WASHINGTON — What began as a routine budget hearing quickly escalated into one of the sharpest confrontations yet over the Department of Homeland Security’s border-security spending. Senator Rand Paul, long known for his skepticism of expansive federal budgets, pressed DHS Secretary Kristi Noem on a question that appeared far simpler than the magnitude of its implications: Where is the missing $46 billion?

The Biden administration has requested $46.5 billion in new funding for border-wall infrastructure and related security operations. Yet, when Paul broke down the math publicly — estimating roughly 1,000 miles of wall still feasible to build at an average cost of $6.5 to $12 million per mile — the numbers failed to align. By Paul’s calculation, even the high-end estimates account for barely a quarter of the requested funds. The remaining $30–34 billion, he noted, remained unexplained.
Paul’s line of questioning was blunt. “We’re off by a factor of three or four,” he said. “You could pave all of it and still have billions left over. So where is the rest of the money going?” Secretary Noem, appearing taken aback, offered a series of broad references to existing contracts, temporary fencing, and pending bids — none of which reconciled the discrepancy. “We’ll get you the specifics,” she said, though without providing clarity in the moment.
For Paul, the lack of precision wasn’t merely a budgeting flaw but a warning sign of systemic opacity. “We can’t just throw $30 billion out there and say things cost a lot,” he responded, underscoring concerns that DHS is relying on sweeping rhetoric about national security to shield itself from accountability.
If the exchange ended there, it would have been notable enough — a senator publicly exposing billions in unaccounted spending. But Paul pushed further, moving beyond border walls to highlight what he called a deeper issue: a federal security apparatus that has grown increasingly unrestrained.
He questioned why DHS provides extensive security support to private entities such as the NFL and FIFA while American taxpayers — many of whom cannot afford tickets to these events — effectively subsidize billion-dollar organizations. “The NFL makes billions of dollars,” Paul said. “We’re two trillion in the hole. They ought to pay for the services they consume.”

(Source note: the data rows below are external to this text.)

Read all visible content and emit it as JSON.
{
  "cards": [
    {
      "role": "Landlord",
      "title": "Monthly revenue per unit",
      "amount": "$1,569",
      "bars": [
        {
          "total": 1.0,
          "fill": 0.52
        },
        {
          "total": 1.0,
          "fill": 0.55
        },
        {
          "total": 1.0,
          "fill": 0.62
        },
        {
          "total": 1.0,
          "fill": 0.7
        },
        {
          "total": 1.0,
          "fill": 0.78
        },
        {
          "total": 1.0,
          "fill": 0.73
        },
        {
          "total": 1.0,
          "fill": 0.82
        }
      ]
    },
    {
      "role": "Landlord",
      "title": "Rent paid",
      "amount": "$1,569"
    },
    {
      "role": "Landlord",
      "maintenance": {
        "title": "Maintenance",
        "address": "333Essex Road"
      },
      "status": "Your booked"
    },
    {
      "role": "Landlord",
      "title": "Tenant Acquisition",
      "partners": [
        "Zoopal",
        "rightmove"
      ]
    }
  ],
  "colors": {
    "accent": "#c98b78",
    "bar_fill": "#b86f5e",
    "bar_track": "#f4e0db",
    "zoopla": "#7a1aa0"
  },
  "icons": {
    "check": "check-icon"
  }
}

Noem offered no direct justification. Her inability to defend this long-standing arrangement illustrated, in Paul’s telling, a broader ideological incoherence: an administration that champions fiscal responsibility while redirecting federal resources to highly profitable private enterprises.
But it was Paul’s final area of inquiry that carried the most unsettling implications. He turned to the Quiet Skies program, a little-understood domestic surveillance initiative intended to flag suspicious behavior among air travelers. Paul cited reports that former Representative Tulsi Gabbard had been unknowingly monitored by federal air marshals, as had the wife of another air marshal — incidents that raised sharp questions about civil-liberty violations.
“I’m horrified,” Paul said. “If there were abuses of Tulsi Gabbard’s liberties, I want to hear from that. I want repercussions.” Noem again offered only a general assurance that “something is coming,” without detailing reforms, disciplinary actions, or oversight mechanisms.
Paul’s critique was pointed: DHS has expanded programs without clear legal boundaries, budgetary transparency, or public accountability. Surveillance operations appear to have drifted beyond their original scope, while major security initiatives rely on opaque budgeting practices that obscure the scale and purpose of federal spending.
Policy analysts note that these confrontations expose what has long made DHS difficult to regulate: its combination of national-security urgency, sprawling operational authority, and limited external scrutiny. “The department was built to respond to crisis,” one former DHS official said. “But that’s also the very thing that allows mission creep to flourish.”
For many observers, the hearing marked a rare moment in which a senator from the president’s own party challenged executive overreach not on ideological grounds but on operational ones. While Paul is often an outlier in Republican politics, his interrogation resonated across partisan lines, tapping into broader public concerns about surveillance, waste, and accountability.

As the hearing concluded, the unanswered questions remained stark. Where is the unexplained funding truly going? Why are taxpayers subsidizing security for private global sports organizations? How many Americans have been surveilled without cause — and under what authority?
Secretary Noem pledged to provide details in writing. Until then, the confrontation stands as a sharp reminder of how the mechanics of federal power often escape public view — and how rare moments of scrutiny can reveal more than the officials involved are prepared to explain.